A última hora y tras varias semanas de negociaciones, PSOE y PP llegaron ayer a un acuerdo en el seno de la comisión de Reconstrucción del Congreso en materia de Sanidad y Unión Europea (UE). Socialistas y conservadores pactaron la creación de la Agencia Nacional de Salud que pedían los de Pablo Casado. Un gesto del Gobierno que allana el camino hacia el entendimiento en la votación final de hoy. Donde fue imposible acercar posiciones fue en los otros dos grupos de trabajo, el de Economía y el de Política Social.

En una jornada marcada por el acuerdo histórico firmado en el seno de Europa, los conservadores anunciaron su apoyo al dictamen de Sanidad a cambio de crear la Agencia Nacional de Salud, como venían demandando desde hace semana. Una medida que también apoyó Ciudadanos. No obstante, el visto bueno final de los de Casado a los textos de Sanidad y la Unión Europea está en el aire hasta que constaten que las últimas enmiendas aprobadas no son un escollo. En las otras áreas de trabajo ven cesiones "insuficientes" por parte del PSOE.

"Los españoles esperan que busquemos puntos de encuentro", reconoció la portavoz del PP en la comisión, Ana Pastor. Un tono muy similar al de su homóloga socialista, Adriana Lastra: "Este debe ser un acuerdo para demostrar que nuestra responsabilidad es mayor que nuestras diferencias".

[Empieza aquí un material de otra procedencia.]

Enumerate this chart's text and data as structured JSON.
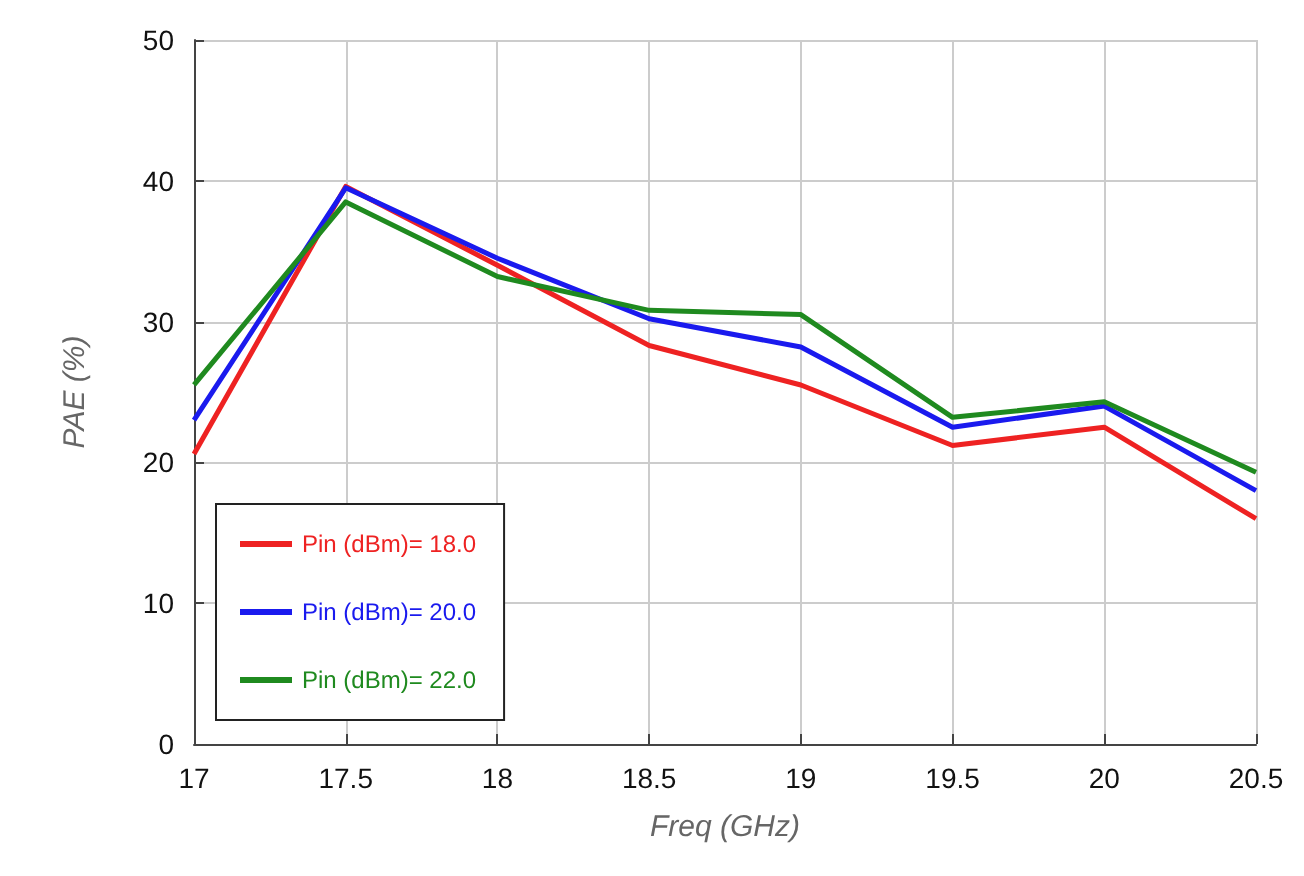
{
  "chart_data": {
    "type": "line",
    "xlabel": "Freq (GHz)",
    "ylabel": "PAE (%)",
    "x": [
      17,
      17.5,
      18,
      18.5,
      19,
      19.5,
      20,
      20.5
    ],
    "series": [
      {
        "name": "Pin (dBm)= 18.0",
        "color": "#ee2222",
        "values": [
          20.6,
          39.6,
          34,
          28.3,
          25.5,
          21.2,
          22.5,
          16
        ]
      },
      {
        "name": "Pin (dBm)= 20.0",
        "color": "#1a1aee",
        "values": [
          23,
          39.5,
          34.5,
          30.2,
          28.2,
          22.5,
          24,
          18
        ]
      },
      {
        "name": "Pin (dBm)= 22.0",
        "color": "#1f8a1f",
        "values": [
          25.5,
          38.5,
          33.2,
          30.8,
          30.5,
          23.2,
          24.3,
          19.3
        ]
      }
    ],
    "xlim": [
      17,
      20.5
    ],
    "xticks": [
      17,
      17.5,
      18,
      18.5,
      19,
      19.5,
      20,
      20.5
    ],
    "ylim": [
      0,
      50
    ],
    "yticks": [
      0,
      10,
      20,
      30,
      40,
      50
    ],
    "grid": true,
    "legend": "bottom left",
    "marker": "none",
    "line_style": "solid"
  }
}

Socialistas y morados también lograron el apoyo de Ciudadanos a los textos de Sanidad, Unión Europea y Economía. Sin embargo, los naranjas no darán su "sí" al documento sobre políticas sociales debido a la intención del Ejecutivo de retirar las ayudas a la educación concertada. Pese a que el Gobierno pactó con ERC una enmienda transaccional que matiza esta medida, los de Inés Arrimadas sostuvieron que no es suficiente.

Así, si el dictamen de la Comisión para la Reconstrucción Social y Económica decía en su punto 18.1 que "la totalidad del incremento de la inversión irá destinado a la educación pública de gestión directa", excluyendo por tanto la educación concertada, en la enmienda transaccional se retira la mención a la educación pública de gestión directa.

De acuerdo con esta enmienda, dicho punto queda redactado de esta forma: "La totalidad del incremento de la inversión irá destinado a cerrar la brecha educativa, dando prioridad a todos aquellos centros que atiendan a alumnado en situación de vulnerabilidad".

Acuerdo "de país"

El acercamiento del PSOE al PP y a Ciudadanos no gustó a algunos de sus socios de investidura. Tanto ERC como Más País o el BNG afearon a los de Pedro Sánchez que no hayan apostado por medidas más progresistas apoyándose en una mayoría de izquierda.

"Este documento no es un acuerdo de Gobierno, ni de partido, es un acuerdo de país", se defendió la socialista Adriana Lastra, para, acto seguido, apuntar que era necesario sumar a quienes no piensan como uno mismo y llamar a la unidad.

A esto se sumó que el PNV, EH Bildu, los republicanos catalanes y Junts per Catalunya (JxC) anunciaron su voto en contra de varios de los dictámenes por plantear la recentralización de competencias. No obstante, los posconvergentes negociaron con el PSOE incluir en el documento de Economía la aprobación de un régimen sancionador contra la morosidad de las empresas, por lo que hoy se abstendrán.